I offered her my best horrified smile, trying really hard to see the humorous side of that statement.
“I know,” she said, nodding in agreement, “I know it sounds horrible, but the way he’d say it, it was just funny. Then after my parents refused to let us get married, everything changed. He started pressuring me to elope, asked me over and over how I could let them interfere. And then the jokes became outright threats. He became unstable, and it dawned on me that he’d always been unstable, I’d just learned what to say and what not to say around him.”
“Did he hurt you?”
“Me?” she asked, surprised. “No. Not me. That’s not how he does things.”
My brows knitted in question.
“It took a lot of counseling for me to be able to say this, to come to this conclusion, but he was controlling me by controlling my environment. Who I hung out with. When I hung out with them. What I could talk about and what I couldn’t. He even monitored my phone calls.”
Classic domination.
“He never hurt me directly. He controlled me by hurting those around me.”
I had to wonder how he did it all. How he could be so controlling with a career like his, with the hours he must have kept. “But he did eventually threaten you?”
The sad smile she gave me made me realize I was wrong about that, too. She bowed her head and continued her story. “After my parents had put their foot down on the wedding plans, his animosity seemed to grow daily. And when I wouldn’t give in to his requests, he grew more and more furious until one day he just snapped out of it. Like a light switch had been turned off. He just, I don’t know, got happy again.”
“Sounds suspicious. Or drug induced.”
“It struck me that way as well, but I was just so relieved, that when he invited my parents to have dinner with us one evening, it never occurred to me that he could be up to something.”
“Let me guess. He made the dinner.”
“Yes. And it was wonderful until about halfway through, when my mother became violently ill. So much so, we had to take her to the emergency room.”
“Your mother?” I asked, surprised.
She nodded knowingly. “My mother. And while we waited out in the lobby, he leaned over to me and said, ‘It’s amazing how fragile the human body is.’ He looked at me then, practically confessing what he’d just done with a single, satisfied expression.” Her gaze turned desperate. “I was scared, Charley.”
I could imagine his face, his blue eyes cold and calculating. “Yolanda, anyone would have been scared.”
“No, I was terrified,” she said, shaking her head. “I could hardly breathe. When I got up to leave, he told me to sit back down. I refused, and he grabbed hold of my wrist, looked me square in the eye, and said, ‘She’ll be in the hospital all night. One stick is all it will take. Her heart will stop in seconds, and no one will be able to trace it back to me.’”
When Agent Carson had told me that over the phone, I’d just assumed he was talking about Yolanda. But he’d threatened her mother. “Yolanda, I’m so sorry.”
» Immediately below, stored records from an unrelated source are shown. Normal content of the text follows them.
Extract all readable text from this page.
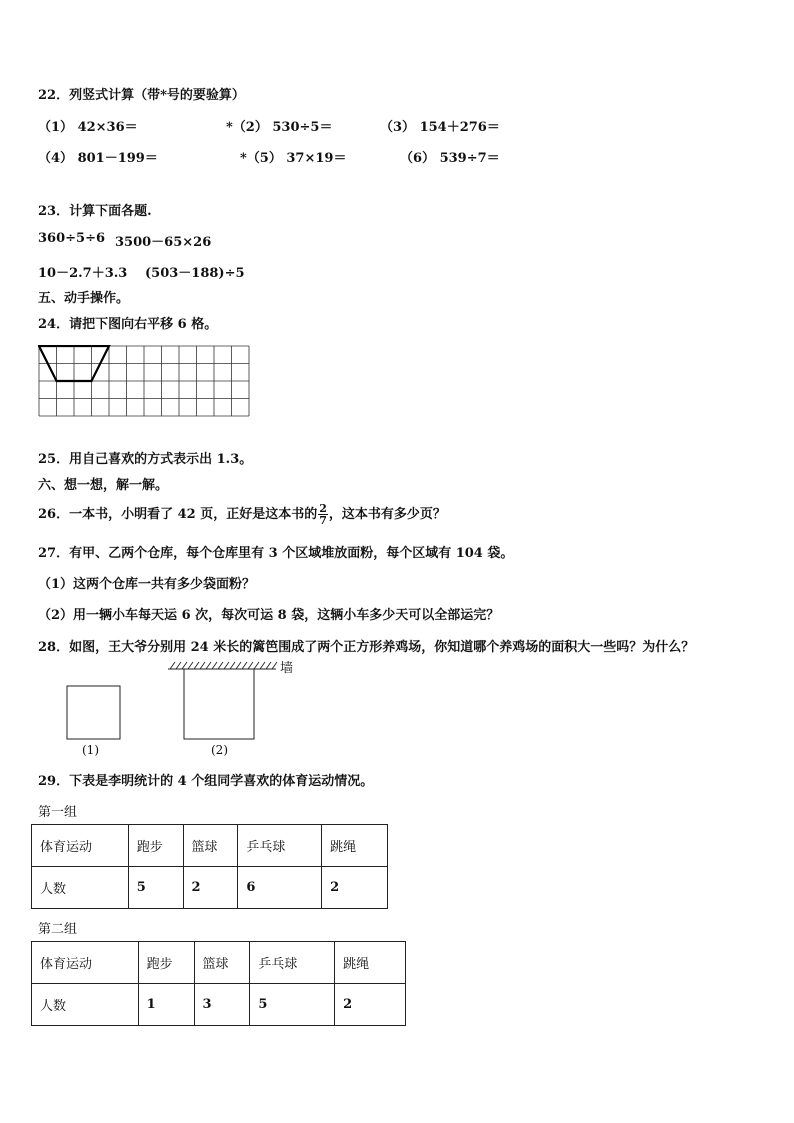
22．列竖式计算（带*号的要验算）
（1） 42×36＝	*（2） 530÷5＝	（3） 154＋276＝
（4） 801－199＝	*（5） 37×19＝	（6） 539÷7＝
23．计算下面各题.
360÷5÷6 3500－65×26
10－2.7＋3.3 (503－188)÷5
五、动手操作。
24．请把下图向右平移 6 格。
25．用自己喜欢的方式表示出 1.3。
六、想一想，解一解。
26．一本书，小明看了 42 页，正好是这本书的 $\frac{2}{7}$ ，这本书有多少页？
27．有甲、乙两个仓库，每个仓库里有 3 个区域堆放面粉，每个区域有 104 袋。
（1）这两个仓库一共有多少袋面粉？
（2）用一辆小车每天运 6 次，每次可运 8 袋，这辆小车多少天可以全部运完？
28．如图，王大爷分别用 24 米长的篱笆围成了两个正方形养鸡场，你知道哪个养鸡场的面积大一些吗？为什么？
墙
(1)	(2)
29．下表是李明统计的 4 个组同学喜欢的体育运动情况。
第一组
体育运动	跑步	篮球	乒乓球	跳绳
人数	5	2	6	2
第二组
体育运动	跑步	篮球	乒乓球	跳绳
人数	1	3	5	2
Nathan was beginning to sound like Earl Walker, and I wondered if the two were related. Earl would control Reyes by hurting his sister, Kim. Nathan would control his girlfriends and wives by hurting those around them as well. But neither Luther nor Monica had implied that he’d threatened them. They said he was controlling, manipulative, but he hadn’t harmed any of her family. Still, every sign did point in that direction. Teresa’s social activities had dropped to near nonexistent. She had to see her own sister in secret. Maybe he’d threatened them, but Teresa never admitted it, especially considering what Luther might do.
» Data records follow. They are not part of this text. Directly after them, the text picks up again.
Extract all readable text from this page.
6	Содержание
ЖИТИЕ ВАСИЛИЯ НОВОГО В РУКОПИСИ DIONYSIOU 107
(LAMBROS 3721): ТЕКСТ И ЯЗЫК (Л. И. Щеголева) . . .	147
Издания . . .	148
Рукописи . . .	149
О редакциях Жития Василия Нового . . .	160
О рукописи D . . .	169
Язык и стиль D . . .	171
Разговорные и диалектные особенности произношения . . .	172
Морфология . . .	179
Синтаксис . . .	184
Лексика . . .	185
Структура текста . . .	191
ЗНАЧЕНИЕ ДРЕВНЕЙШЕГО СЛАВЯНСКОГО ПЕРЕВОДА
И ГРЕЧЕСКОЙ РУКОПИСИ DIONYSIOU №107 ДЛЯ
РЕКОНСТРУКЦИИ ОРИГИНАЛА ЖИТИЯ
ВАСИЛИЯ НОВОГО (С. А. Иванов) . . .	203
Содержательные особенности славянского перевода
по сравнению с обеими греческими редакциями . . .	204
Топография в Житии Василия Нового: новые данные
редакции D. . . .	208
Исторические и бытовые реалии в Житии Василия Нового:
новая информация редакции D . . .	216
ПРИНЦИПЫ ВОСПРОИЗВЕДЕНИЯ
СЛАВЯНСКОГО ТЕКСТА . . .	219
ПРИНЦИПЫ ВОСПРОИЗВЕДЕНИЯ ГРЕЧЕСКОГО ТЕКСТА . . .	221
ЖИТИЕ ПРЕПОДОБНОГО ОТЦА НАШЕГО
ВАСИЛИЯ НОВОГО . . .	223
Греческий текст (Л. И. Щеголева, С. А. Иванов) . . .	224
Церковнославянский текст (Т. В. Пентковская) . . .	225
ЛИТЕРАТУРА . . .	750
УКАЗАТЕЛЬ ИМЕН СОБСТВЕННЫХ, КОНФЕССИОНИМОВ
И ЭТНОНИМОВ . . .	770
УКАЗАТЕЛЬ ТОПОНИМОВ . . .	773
Yolanda’s fingers pressed to her mouth while she took control of her emotions. Sadness had permeated the interior of the car, saturating everything in it. “I sat back down and stayed by his side all night long, scared to death to leave him alone even for a minute. Then when they released my mother, I waited until he went to work, packed my stuff, moved back home, and filed charges against him.” She looked back at me. “But I think, as a way of getting revenge, he tried to hurt my niece.”
I blinked in surprise and angled to face her. “Why? What happened?”
She shook her head as though chastising herself. “It’s silly. I shouldn’t have said that.”